O aprimoramento interior é um trabalho lento, perseverante e árduo. Tarefa única de o próprio ser que, na labuta diária, nas incontáveis alfinetadas, imperceptíveis aos olhos alheios, mas sentida por quem recebe, traz a instrumentação refinada de impulsionar a transformação interior. Muitas vezes essa transformação é dolorosa, com chagas abertas, sangrantes, lágrimas doridas, migalhas de felicidades, mas para quem aspira a doce e serena paz da madureza espiritual; de quem já galgou os picos às custas de muitos sacrifícios e renúncias é mais desejosa a subida sacrificial do que a inquietude dos vales com suas armadilhas e surpresas a cada esquina, a cada depressão e elevação.
Irmão X ( Francisco C. Xavier) nos conta no livro: Contos desta e doutra vida- uma narrativa muito interessante que retrata a renúncia a serviço da elevação.
“Quando João Rigueira partiu da terra, ardia ele no ideal de fazer o bem. Espírito prestimoso, não adquirira, no entanto, merecimento para grandes alturas. Era preciso trabalhar mais, estudar mais...
Nicésio o benfeitor que o tutelara foi claro na lei de merecimento.
- João, você, para elevar-se, precisa mais tempo entre os homens.
- Para quê?- indagou surpreso, o recém chegado, que aspirava aos cimos.
- A fim de aprimorar-se, através do serviço em nome de Jesus. Além disso, você deixou no mundo a filha pequenina. Rosalva precisará de você...
João se lembrou da filha pequenina que a esposa abandonara. Antes de deixar o corpo físico, entregara-a aos cuidados de pobre amigo que se prontificou interná-la em humilde orfanato”.

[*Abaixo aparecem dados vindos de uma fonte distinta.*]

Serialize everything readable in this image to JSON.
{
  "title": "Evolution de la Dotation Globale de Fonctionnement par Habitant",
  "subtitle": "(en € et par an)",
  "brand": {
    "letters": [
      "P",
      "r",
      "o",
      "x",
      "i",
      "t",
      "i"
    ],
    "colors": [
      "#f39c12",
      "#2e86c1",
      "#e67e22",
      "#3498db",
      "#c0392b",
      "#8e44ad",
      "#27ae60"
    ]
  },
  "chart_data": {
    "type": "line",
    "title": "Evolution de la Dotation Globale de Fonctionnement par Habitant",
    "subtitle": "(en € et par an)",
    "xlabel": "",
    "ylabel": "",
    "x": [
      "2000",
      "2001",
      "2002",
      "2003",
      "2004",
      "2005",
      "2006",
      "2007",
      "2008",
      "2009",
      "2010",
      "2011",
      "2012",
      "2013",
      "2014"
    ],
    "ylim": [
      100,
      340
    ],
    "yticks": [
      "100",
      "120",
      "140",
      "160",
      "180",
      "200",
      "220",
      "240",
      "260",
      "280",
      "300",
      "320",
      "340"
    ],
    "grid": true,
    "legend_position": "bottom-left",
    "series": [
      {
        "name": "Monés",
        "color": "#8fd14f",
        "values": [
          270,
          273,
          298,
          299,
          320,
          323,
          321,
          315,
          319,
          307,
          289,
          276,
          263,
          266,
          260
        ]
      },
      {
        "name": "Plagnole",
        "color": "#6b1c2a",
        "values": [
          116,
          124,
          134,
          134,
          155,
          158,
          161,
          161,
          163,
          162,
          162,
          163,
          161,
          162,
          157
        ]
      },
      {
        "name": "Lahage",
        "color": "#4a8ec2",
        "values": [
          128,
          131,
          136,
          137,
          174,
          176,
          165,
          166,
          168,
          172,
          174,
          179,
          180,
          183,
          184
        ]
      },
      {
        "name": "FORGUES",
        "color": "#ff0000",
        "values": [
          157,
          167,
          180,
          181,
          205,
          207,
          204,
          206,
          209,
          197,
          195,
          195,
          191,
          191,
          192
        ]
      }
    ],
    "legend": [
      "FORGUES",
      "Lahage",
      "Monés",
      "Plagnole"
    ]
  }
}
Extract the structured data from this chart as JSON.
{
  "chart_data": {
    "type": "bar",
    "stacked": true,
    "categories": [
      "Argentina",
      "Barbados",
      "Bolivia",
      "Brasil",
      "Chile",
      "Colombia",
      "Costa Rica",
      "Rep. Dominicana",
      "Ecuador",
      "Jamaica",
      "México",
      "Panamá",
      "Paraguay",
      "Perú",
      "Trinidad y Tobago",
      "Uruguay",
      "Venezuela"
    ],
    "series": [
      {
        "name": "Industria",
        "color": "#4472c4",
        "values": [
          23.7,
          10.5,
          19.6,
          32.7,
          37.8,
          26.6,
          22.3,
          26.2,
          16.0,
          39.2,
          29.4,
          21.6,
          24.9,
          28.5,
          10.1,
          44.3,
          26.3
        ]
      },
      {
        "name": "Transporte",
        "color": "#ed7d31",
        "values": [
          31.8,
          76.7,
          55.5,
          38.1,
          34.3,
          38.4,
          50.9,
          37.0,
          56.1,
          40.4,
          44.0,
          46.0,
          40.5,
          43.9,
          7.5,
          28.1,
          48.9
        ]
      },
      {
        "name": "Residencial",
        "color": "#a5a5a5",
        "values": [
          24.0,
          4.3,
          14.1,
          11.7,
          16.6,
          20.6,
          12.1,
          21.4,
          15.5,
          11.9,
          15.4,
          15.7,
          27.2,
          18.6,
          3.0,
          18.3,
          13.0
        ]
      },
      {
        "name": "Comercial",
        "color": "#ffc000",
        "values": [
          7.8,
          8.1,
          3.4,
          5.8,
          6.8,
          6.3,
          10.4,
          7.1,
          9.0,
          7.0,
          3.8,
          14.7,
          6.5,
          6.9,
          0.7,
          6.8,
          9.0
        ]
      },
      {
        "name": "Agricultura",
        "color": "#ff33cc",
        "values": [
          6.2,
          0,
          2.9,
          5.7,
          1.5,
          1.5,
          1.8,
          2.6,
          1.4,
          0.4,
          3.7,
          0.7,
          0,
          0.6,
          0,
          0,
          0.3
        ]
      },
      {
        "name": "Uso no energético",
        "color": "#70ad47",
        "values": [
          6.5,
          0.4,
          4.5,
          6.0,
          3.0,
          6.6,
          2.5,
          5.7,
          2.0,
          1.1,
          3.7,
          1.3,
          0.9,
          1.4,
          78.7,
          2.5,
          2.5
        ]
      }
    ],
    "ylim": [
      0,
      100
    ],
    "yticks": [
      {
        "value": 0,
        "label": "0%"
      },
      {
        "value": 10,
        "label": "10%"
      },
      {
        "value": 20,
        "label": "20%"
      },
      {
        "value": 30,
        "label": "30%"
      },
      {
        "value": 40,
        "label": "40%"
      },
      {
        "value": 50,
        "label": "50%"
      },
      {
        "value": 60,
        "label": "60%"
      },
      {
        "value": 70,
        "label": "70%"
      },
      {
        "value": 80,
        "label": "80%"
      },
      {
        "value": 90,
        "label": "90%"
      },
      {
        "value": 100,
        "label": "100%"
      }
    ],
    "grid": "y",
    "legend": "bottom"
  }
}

Nicésio o aconselhou a ser forte para ajudar a criança e a si mesmo, trabalhar junto a grupo familiar repartindo forças e atenções.
Assim começou como verdadeiro guardião, a auxiliar em casa do Dr.Vicentino de Freitas, com abnegação e desvelo. Amigo espiritual visível aos olhos espirituais de Dona Guiomar, a esposa, se desdobrava em assistência na luta íntima de cada membro. Inspirava-os, dava passes magnéticos em todos, pagem vigilante, atalaia incansável, enfermagem e auxílio nas doenças da família. Bálsamo invisível, dileto amigo.
Rosalva por sua vez, aos 14 anos, despedira-se do orfanato para servir de copeira na casa de família abastada.
João começou a acompanhar o sofrimento da filha perseguida pelo primogênito da casa, que com o passar dos anos apertava mais o cerco. Rosalva atormentada se via na trama dos pensamentos inferiores. Aos vinte anos, desfigurada e abatida envolvida pelas sugestões paternas, pôs-se a deambular, rua a fora, acompanhada de perto por João que entusiasmado a conduzia com otimismo e ternura ao lar do Dr. Vicentino de Freitas.
Naquele exato momento a família iria iniciar o evangelho, quando a jovem tocou a campainha.
Inspirada por Rigueira falou: Via-se abandonada, pedia trabalho honesto, era órfã sozinha... O Dr. Vicentino rispidamente disse que não precisava de empregada. Dona Guiomar retrucou que não dispunha de possibilidades para examinar a proposta. Dona Clélia ( cunhada) mais generosa deu-lhe vinte cruzeiros para o lanche, recomendando-lhe ir à casa vizinha , onde precisavam de cozinheira.
Rosalva retirou-se em lágrimas e ainda ouviu do portão dona Guiomar:
- Deve ser uma perdida qualquer...
Dona Clélia acrescentou com sarcasmo:
- De moça que se oferece, Deus nos livre!
Iniciada a prece, lido e comentado trecho sobre a beneficência. Através da mediunidade de Dona Guiomar, João o amigo espiritual está pronto para o serviço de passe curativo. Como nunca acontecera no curso de vinte anos, o benfeitor guardava silêncio, mostrando sinais de imensa amargura.
- Que houve irmão João? – Você triste? – perguntou o Dr. Vicentino.
Rigueira, porém desapontado respondeu:
Não se preocupe meu amigo. Tudo vai bem.
E concluiu:
- Continuemos trabalhando... Em nome de Jesus”.
Refletindo nesta lição, nos questionamos: até que ponto está nossa capacidade de renúncia? De suportar os maus tratos aos nossos entes queridos, ou a nós mesmos? E continuarmos firmes e perseverantes, em nome de Jesus, no serviço do Bem!
Para quem busca melhoria interior, é sempre oportuno lembrar-se das Bem Aventuranças do sermão da montanha.